# Filing machine



## Chris Hamel (Nov 25, 2021)

*I had built this filing machine a while back using a DC gearmotor,  but I was never happy with it.  The motor simply didn't have enough torque.  I had this AC fan motor which was surplus so I decided to make use of it.  The main drive shaft was built around a couple of 10 mm ball bearings.  I made  18 and 54 tooth gears which gave me a three to one gear reduction.  The slow speed of the motor was about 1000 rpm so final speed was 300 rpm which was reasonable.  It worked out fine and the machine has resonable amount of power.
	

		
			
		

		
	


*


----------



## matthewsx (Nov 25, 2021)

Very nice, I have a Keller Die Filer that I got cheap and rehabbed. Useful machine for a hobby shop.

John


----------



## Winegrower (Nov 25, 2021)

Agree about usefulness.   The Butterfly die filer has a very nice tool holding method, so round, flat or square tools work fine.   I can use a cut down hacksaw blade for cutting inside holes, where the bandsaw won’t help.


----------



## gonzo (Nov 26, 2021)

Wow! Levitating motor!
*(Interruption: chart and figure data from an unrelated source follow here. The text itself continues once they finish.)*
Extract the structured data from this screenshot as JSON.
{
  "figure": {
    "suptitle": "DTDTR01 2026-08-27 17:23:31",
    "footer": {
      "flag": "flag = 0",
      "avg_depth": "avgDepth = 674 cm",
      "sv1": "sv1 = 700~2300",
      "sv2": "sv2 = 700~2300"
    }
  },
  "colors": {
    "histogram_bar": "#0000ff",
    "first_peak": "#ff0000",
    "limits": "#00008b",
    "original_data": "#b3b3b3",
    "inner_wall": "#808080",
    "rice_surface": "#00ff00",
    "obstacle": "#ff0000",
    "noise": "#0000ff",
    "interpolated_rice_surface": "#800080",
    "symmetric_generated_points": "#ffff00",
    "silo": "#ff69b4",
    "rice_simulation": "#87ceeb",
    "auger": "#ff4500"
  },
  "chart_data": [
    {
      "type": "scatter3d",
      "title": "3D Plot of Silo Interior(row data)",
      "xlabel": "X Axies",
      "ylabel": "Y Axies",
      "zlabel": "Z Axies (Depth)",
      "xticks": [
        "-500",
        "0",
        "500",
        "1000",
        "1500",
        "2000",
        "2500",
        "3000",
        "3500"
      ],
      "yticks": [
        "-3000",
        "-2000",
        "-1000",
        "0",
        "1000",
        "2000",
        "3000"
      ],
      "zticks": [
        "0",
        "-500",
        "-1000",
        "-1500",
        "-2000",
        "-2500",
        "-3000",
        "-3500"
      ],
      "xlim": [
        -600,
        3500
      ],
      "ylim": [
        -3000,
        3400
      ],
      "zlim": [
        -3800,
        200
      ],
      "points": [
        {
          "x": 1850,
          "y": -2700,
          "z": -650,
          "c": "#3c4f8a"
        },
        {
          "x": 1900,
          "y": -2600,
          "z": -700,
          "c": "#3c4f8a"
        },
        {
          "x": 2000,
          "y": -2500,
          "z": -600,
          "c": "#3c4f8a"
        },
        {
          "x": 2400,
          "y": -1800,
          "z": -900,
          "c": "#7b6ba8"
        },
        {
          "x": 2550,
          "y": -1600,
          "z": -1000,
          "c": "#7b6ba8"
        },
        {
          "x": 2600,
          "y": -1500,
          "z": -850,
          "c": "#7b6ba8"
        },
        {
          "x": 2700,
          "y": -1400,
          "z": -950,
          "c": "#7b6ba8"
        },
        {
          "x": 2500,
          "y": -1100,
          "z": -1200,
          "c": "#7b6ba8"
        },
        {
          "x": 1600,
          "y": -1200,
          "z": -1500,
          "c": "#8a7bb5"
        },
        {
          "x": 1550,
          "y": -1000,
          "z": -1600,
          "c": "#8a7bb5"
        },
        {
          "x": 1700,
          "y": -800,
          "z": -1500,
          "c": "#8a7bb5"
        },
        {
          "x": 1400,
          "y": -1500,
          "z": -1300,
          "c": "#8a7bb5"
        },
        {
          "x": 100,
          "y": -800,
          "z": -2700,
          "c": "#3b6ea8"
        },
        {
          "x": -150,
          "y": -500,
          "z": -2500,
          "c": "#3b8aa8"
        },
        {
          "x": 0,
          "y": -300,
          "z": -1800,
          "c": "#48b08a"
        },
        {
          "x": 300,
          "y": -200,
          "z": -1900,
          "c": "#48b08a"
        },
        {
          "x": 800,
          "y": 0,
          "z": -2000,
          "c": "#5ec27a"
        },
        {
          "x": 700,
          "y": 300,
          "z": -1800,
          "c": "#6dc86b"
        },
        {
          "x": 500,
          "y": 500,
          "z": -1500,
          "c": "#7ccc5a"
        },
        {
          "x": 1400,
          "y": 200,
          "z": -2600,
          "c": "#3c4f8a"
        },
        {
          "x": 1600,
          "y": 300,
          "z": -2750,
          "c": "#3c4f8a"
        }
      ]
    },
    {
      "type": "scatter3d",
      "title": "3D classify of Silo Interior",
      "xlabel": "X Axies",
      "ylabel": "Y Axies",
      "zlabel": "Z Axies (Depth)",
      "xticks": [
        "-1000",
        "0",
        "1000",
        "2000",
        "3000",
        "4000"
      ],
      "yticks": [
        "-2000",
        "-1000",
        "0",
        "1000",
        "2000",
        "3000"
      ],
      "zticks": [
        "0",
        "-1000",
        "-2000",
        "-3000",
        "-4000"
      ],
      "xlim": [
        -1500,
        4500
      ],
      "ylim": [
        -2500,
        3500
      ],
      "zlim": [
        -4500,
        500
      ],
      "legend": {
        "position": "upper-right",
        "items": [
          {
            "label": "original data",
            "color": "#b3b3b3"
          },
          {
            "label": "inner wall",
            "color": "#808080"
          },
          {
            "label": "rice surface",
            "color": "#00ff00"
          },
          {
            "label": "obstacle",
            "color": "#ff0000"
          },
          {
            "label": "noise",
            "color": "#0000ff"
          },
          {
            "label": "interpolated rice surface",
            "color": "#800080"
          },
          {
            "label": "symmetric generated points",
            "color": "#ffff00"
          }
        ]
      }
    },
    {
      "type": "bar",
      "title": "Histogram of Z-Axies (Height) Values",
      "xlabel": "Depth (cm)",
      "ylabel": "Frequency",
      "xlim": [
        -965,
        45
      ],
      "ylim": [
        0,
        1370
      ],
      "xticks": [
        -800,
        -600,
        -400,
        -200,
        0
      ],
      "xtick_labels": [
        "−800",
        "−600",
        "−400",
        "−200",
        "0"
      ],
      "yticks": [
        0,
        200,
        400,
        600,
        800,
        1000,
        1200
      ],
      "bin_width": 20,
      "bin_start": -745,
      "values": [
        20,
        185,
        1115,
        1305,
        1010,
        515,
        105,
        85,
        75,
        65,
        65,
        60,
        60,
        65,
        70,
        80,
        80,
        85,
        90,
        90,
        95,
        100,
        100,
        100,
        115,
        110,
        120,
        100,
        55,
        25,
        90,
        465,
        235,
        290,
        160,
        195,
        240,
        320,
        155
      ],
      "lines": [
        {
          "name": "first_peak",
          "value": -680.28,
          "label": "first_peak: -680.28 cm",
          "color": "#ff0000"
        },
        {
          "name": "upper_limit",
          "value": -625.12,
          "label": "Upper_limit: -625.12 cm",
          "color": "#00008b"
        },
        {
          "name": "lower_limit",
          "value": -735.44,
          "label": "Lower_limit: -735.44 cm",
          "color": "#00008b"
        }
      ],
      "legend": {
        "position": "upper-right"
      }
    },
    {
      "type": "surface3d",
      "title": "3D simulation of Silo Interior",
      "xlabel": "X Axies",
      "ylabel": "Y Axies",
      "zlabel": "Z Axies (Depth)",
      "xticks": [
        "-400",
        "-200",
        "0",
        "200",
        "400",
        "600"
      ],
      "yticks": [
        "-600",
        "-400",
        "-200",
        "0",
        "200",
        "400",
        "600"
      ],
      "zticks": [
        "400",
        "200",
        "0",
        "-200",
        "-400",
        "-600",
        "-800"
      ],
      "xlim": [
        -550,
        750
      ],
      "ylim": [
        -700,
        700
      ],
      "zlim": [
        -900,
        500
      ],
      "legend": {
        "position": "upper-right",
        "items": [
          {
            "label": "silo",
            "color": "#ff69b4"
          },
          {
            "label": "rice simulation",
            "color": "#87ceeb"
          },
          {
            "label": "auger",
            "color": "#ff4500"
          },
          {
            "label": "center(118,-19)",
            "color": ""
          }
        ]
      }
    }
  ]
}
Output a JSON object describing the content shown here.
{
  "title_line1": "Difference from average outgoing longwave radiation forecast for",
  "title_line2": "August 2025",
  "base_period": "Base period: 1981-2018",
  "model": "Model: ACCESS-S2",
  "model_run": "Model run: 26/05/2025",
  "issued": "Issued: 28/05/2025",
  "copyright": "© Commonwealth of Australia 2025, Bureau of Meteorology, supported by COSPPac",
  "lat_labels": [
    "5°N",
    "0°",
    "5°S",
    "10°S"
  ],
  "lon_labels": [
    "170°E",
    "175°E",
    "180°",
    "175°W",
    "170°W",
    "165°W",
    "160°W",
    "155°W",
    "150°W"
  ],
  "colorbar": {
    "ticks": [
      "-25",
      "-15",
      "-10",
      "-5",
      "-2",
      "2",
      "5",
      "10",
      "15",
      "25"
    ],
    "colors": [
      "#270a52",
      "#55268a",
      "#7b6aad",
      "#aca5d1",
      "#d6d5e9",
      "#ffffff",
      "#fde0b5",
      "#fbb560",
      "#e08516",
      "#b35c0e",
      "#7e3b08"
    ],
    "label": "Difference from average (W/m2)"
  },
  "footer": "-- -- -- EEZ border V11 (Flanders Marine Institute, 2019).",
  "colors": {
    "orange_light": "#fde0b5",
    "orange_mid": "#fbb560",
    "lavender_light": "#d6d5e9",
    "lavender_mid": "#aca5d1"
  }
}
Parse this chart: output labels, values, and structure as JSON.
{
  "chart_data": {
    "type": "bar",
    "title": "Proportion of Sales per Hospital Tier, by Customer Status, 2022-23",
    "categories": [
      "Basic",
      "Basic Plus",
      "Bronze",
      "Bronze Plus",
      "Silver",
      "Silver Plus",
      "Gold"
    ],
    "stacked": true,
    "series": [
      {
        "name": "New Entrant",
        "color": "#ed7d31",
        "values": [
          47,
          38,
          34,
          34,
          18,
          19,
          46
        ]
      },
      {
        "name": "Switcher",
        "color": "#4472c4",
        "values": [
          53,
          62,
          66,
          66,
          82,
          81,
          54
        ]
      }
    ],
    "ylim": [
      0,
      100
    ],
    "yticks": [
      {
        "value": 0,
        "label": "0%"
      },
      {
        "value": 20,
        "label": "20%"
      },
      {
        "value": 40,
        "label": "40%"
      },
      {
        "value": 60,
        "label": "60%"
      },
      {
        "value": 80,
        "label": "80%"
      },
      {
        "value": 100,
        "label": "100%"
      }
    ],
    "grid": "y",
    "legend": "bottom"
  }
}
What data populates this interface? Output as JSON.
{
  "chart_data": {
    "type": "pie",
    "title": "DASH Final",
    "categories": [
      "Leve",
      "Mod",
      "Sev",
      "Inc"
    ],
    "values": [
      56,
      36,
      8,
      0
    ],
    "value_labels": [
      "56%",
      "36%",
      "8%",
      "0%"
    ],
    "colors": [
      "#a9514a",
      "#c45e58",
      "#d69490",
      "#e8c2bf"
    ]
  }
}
Where did you find that?


----------



## deadbunny (Nov 28, 2021)

just thought i would throw this out there i got a 100 year old saw tooth index filing machine my dad used to redo hand saws he got it running i think it still does. it's a big machine, like to sell or trade it off, might have a lot of possibility's if i was a little younger


----------



## Muggs (Dec 2, 2021)

Chris, nice machine.


----------